Al-Ghamdi Ali S
College of Engineering, King Saud University, Riyadh, Saudi Arabia.
Accid Anal Prev. 2002 Nov;34(6):729-41. doi: 10.1016/s0001-4575(01)00073-2.
Logistic regression was applied to accident-related data collected from traffic police records in order to examine the contribution of several variables to accident severity. A total of 560 subjects involved in serious accidents were sampled.
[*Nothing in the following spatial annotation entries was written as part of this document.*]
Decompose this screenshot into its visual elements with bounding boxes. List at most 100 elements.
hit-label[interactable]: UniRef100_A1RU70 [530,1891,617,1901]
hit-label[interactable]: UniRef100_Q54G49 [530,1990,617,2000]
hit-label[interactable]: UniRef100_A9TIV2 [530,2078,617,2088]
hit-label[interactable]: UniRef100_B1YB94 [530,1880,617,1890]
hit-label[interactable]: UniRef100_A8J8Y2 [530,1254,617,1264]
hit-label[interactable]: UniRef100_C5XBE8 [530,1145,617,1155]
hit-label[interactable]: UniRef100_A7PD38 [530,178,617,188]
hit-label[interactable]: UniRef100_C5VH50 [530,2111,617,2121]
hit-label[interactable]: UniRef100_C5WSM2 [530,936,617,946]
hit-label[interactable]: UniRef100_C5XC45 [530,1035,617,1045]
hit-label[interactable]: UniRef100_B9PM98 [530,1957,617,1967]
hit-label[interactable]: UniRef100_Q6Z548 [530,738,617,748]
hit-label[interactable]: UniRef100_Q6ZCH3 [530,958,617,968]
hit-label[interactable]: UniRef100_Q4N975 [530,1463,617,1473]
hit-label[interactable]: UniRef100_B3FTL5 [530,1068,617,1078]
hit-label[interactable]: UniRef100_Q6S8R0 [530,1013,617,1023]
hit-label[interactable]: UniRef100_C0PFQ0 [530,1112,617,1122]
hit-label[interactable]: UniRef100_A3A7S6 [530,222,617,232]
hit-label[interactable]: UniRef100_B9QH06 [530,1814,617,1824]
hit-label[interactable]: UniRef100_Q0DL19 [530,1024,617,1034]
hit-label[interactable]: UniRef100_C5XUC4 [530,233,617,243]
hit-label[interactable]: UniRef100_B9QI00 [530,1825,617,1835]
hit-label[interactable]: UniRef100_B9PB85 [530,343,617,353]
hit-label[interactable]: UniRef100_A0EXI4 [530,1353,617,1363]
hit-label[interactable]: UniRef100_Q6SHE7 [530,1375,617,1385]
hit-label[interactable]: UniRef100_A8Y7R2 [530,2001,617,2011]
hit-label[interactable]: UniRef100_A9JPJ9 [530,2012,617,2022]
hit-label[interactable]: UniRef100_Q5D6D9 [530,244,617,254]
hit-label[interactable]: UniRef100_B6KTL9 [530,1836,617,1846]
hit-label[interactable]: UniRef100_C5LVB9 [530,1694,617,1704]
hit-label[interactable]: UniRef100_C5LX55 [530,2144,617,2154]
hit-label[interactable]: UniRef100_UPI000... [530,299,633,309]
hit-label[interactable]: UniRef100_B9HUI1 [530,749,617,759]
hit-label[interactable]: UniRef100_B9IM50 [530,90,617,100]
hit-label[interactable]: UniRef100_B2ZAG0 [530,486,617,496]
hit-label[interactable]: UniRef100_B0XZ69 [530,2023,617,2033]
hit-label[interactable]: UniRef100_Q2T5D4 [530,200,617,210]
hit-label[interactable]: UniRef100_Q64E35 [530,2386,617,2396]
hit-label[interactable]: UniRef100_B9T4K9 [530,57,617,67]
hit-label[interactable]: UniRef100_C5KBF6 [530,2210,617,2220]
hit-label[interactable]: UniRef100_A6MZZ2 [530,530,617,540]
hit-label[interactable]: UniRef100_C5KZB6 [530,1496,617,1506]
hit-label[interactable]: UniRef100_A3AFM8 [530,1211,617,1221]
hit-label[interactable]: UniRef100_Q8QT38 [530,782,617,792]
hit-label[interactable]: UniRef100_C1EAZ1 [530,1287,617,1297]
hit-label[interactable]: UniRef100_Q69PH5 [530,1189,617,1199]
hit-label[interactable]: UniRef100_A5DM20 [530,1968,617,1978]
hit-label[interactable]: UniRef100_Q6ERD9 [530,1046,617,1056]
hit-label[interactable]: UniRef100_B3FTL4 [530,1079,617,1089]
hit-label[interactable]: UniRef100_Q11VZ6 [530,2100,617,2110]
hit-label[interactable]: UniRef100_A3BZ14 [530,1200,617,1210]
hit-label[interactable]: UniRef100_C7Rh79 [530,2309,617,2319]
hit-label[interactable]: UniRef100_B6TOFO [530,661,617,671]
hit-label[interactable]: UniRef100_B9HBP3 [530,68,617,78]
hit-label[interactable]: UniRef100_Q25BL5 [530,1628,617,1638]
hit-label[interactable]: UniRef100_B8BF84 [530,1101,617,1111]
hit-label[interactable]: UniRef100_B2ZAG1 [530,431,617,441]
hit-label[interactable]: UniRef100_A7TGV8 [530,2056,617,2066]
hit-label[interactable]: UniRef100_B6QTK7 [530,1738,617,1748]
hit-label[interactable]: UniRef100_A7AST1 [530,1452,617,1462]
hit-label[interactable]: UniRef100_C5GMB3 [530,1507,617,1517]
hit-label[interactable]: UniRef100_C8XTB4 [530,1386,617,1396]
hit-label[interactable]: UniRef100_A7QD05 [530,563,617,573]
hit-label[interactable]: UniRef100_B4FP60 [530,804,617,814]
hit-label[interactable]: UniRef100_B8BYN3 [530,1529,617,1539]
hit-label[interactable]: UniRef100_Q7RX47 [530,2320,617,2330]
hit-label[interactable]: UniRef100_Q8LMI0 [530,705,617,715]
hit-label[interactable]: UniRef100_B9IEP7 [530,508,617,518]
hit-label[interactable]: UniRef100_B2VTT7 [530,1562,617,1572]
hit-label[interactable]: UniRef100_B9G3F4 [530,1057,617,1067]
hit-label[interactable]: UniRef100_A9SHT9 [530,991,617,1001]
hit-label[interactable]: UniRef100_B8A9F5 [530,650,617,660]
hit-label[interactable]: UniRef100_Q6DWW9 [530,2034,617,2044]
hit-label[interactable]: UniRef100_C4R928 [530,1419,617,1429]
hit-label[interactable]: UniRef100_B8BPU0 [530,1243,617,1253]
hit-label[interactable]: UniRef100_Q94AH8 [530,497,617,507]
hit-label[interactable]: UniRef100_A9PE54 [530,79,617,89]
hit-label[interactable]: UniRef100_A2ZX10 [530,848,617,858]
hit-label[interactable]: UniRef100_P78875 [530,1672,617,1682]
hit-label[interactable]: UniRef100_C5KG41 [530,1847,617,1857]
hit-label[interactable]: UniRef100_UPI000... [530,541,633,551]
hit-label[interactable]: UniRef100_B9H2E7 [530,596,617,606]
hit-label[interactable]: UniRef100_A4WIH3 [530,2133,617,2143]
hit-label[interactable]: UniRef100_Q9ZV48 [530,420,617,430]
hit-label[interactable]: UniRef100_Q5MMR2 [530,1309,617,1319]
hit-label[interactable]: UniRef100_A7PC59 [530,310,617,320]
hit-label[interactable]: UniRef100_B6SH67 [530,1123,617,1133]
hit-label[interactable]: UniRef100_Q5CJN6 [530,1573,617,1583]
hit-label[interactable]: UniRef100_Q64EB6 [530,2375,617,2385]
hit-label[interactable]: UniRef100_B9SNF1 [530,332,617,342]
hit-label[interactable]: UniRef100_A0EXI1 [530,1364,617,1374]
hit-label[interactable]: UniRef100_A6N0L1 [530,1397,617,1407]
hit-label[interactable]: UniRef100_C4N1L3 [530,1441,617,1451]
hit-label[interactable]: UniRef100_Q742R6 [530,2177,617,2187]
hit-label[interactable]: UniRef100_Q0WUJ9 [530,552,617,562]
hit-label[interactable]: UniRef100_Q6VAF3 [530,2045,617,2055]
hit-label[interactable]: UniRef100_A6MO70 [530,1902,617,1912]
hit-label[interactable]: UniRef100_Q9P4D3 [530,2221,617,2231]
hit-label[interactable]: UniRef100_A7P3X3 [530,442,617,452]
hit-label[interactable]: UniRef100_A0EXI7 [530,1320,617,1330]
Accident severity (the dependent variable) in this study is a dichotomous variable with two categories, fatal and non-fatal. Therefore, each of the subjects sampled was classified as being in either a fatal or non-fatal accident. Because of the binary nature of this dependent variable, a logistic regression approach was found suitable. Of nine independent variables obtained from police accident reports, two were found most significantly associated with accident severity, namely, location and cause of accident. A statistical interpretation is given of the model-developed estimates in terms of the odds ratio concept. The findings show that logistic regression as used in this research is a promising tool in providing meaningful interpretations that can be used for future safety improvements in Riyadh.
为了检验几个变量对事故严重程度的影响,对从交警记录中收集的事故相关数据进行了逻辑回归分析。总共抽取了560名涉及严重事故的受试者。本研究中的事故严重程度(因变量)是一个二分变量,分为致命和非致命两类。因此,每个抽样的受试者被归类为发生致命事故或非致命事故。由于这个因变量的二元性质,发现逻辑回归方法是合适的。从警方事故报告中获得的九个自变量中,有两个与事故严重程度最显著相关,即事故地点和事故原因。根据优势比概念对模型开发的估计进行了统计解释。研究结果表明,本研究中使用的逻辑回归是一种很有前景的工具,能够提供有意义的解释,可用于利雅得未来的安全改进。